The next time I attempt such madness, please could someone give me a tranquiliser and order me to lie down? Although, in retrospect, the crepe part of the cake was the easiest, I was about done in by the cake filling.
To give you an idea of what the difference between fantasy and reality, check this out:
(Guess which is which??? Where is the height, people?? Where is the lofty loveliness??)
Something tragic happened in my kitchen, ladies and gentlemen. The crepes were fun to make but something went terribly wrong with the filling - way too soupy - it oozed out of the crepes and made a huge mess and a cake about half the height, much more crepey than filling-y. I put it down to having to substitute Dulce de Leche for the required hazelnut paste (an animal not to be found in these parts). In reading through the recipe again, I suppose I could have beaten the egg whites more but something tells me it was the Dulce that let me down. When I tried to spread the filling, it oozed everywhere instead of staying where it was put (bad boy!)
But in my defense the taste was good - quite mud-cake like and a real hit for chocolate lovers, which ironically, I am not. I was proud of my candied hazelnuts - they were fun to make - and they almost look like Martha's!
What I did to make this 'work' for me:
- I made the batter for the crepes the day before.
- I used a dip-style crêpe pan (see one here) that was very easy to use once I got used to it. I poured the batter into a shallow dinner plate from the larger bowl in order to coat the pan evenly. With this style of pan, there is no need to flip crêpes as long as they look as though they’re cooked through.
What I would do differently (should I be mad enough to try this again):
- Unable to find hazelnut cream, I substituted Dulce de Leche, a milk toffee spread with, I think, disastrous results! Substituting the Dulce de Leche for the hazelnut cream, changed the texture of the filling so much that it became incredibly sloppy to deal with. In retrospect, I would have refrigerated the filling for a while. Even further, I think that I would have changed the filling entirely. I think the cake would be spectacular with a simple filling of whipped cream and Frangelico, keeping in with the hazelnut theme. Or a mix of whipped ricotta and Frangelico...mmmm...now that has me thinking...
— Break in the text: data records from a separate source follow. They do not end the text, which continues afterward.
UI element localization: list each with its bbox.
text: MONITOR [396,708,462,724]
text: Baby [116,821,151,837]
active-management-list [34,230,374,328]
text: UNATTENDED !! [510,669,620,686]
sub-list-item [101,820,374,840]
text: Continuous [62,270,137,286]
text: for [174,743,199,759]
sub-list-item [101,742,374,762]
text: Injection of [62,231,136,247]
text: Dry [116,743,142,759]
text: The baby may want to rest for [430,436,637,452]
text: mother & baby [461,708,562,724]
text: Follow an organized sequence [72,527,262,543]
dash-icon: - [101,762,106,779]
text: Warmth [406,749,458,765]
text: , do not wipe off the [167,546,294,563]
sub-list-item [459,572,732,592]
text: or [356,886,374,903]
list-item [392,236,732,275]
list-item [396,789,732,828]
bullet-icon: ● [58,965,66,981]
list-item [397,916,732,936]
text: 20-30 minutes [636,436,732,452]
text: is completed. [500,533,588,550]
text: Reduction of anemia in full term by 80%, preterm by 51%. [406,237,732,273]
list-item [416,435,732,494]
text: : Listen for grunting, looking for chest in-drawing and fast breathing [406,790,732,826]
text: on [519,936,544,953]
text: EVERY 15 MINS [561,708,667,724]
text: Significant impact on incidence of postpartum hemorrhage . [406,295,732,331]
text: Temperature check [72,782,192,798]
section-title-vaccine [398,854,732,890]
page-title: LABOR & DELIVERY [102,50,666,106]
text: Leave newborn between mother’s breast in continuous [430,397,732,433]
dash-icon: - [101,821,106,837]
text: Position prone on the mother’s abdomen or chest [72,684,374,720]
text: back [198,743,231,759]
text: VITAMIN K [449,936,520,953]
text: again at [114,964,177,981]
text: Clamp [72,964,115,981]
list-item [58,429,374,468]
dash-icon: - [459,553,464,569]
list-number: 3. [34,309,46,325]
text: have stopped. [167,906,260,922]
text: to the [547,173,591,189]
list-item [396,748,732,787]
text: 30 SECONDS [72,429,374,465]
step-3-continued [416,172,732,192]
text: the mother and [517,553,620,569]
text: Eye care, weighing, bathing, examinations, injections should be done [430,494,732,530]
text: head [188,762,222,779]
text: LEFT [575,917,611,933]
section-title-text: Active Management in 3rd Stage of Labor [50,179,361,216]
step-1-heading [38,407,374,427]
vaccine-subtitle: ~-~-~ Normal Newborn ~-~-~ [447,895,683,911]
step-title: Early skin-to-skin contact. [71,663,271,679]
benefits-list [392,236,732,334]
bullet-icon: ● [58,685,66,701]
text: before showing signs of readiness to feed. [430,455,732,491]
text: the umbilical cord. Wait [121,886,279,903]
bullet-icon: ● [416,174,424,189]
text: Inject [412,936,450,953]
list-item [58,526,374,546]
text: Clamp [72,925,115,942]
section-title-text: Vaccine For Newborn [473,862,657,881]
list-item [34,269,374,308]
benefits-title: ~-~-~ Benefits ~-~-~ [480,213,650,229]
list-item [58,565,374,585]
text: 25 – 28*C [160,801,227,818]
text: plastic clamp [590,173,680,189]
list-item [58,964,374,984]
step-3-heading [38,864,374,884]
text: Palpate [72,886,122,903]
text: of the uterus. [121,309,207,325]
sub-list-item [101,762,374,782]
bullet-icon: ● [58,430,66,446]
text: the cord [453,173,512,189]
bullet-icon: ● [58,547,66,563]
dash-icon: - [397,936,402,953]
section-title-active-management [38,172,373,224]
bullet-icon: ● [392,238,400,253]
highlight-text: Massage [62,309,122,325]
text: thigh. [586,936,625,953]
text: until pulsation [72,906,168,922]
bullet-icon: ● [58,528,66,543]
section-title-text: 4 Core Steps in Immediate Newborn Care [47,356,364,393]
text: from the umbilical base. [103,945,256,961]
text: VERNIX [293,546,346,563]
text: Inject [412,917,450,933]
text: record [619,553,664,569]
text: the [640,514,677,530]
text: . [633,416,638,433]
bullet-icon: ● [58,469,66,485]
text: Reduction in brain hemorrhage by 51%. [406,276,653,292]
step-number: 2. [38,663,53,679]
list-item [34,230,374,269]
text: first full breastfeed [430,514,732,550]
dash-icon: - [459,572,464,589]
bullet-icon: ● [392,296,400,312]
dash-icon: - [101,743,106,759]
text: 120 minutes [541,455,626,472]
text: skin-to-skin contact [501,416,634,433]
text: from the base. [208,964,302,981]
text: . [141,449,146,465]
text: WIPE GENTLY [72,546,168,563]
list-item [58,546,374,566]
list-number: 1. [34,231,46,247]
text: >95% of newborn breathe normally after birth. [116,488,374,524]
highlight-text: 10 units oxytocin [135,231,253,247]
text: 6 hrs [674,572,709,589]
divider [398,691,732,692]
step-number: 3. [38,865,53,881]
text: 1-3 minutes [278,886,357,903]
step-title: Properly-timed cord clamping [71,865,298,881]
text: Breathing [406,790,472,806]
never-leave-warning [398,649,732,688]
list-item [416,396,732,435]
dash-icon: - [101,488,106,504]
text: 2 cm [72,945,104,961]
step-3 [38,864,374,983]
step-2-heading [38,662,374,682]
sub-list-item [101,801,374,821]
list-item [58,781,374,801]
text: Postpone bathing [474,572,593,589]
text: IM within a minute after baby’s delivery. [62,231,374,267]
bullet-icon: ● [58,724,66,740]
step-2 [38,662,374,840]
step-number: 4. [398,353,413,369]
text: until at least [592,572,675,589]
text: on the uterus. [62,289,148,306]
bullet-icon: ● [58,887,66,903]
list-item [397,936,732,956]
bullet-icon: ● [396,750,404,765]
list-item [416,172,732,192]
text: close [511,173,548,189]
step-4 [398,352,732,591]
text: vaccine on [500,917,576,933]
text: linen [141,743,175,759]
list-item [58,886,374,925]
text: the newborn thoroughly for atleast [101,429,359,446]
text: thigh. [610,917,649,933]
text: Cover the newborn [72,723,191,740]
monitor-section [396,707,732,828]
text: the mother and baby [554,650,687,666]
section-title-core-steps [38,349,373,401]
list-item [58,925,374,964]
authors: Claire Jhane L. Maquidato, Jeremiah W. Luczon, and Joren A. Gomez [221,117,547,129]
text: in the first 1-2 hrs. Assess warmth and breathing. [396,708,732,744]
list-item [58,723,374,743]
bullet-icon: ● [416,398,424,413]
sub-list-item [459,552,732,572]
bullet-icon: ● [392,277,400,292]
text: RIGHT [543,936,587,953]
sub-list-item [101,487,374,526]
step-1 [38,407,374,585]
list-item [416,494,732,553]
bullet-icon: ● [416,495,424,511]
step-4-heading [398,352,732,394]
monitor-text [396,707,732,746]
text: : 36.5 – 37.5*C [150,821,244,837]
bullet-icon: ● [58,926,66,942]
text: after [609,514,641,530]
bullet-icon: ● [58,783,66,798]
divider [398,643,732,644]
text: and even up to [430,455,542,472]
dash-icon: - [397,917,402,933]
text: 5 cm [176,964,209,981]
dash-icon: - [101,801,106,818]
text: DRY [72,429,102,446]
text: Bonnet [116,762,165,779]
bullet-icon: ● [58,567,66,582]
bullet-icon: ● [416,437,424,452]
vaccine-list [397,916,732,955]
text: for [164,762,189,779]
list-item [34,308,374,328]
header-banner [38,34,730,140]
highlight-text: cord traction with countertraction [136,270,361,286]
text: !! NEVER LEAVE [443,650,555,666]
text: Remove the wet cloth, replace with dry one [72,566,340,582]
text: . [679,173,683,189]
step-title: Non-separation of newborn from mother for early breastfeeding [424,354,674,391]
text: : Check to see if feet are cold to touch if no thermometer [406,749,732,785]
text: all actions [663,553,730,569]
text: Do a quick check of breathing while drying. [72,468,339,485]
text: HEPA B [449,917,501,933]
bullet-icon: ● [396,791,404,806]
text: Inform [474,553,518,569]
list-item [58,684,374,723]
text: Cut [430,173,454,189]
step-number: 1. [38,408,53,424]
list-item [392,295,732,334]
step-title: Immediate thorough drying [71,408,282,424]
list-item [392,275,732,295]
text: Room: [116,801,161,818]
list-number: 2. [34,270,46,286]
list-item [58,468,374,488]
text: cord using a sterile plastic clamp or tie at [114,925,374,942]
- Just had an insight - I think I misinterpreted one of the ingredients - the recipe calls for 'heavy cream' which I took to mean 'thick cream'. Now I realise I would have been better off just using a regular whipping cream, even with it having a lower fat content, as obviously that would have added some thickening agent to the other ingredients. In the words of the Almighty Homer - "D'oh!" I will attempt this again in about 6 months, once the medication has kicked in, and try with the other kind of cream - I feel quite silly really - will have to find a conversion table for Australian and US cream references to avoid said silliness in future. But, in my defense, I may have had a brain short-circuit because of my next point...
- I would secure the services of a babysitter as there is nothing quite like battling a disaster in the kitchen and a two-year-old who wants to 'help' at the same time. Enough said.
General Observations about the recipe:
- The quantities for both the filling and glaze seemed excessive. Even though the cake as I made it was smaller in size, it had as many layers as the original (about 30), I still had lots of filling and glaze left over even given that I didn't use as much of it because of its ooziness.
- This cake has several components with lots of refrigeration periods – be sure to read through thoroughly so you don’t get caught out.
- There’s a video showing Martha making it with Fran Drescher, of all people.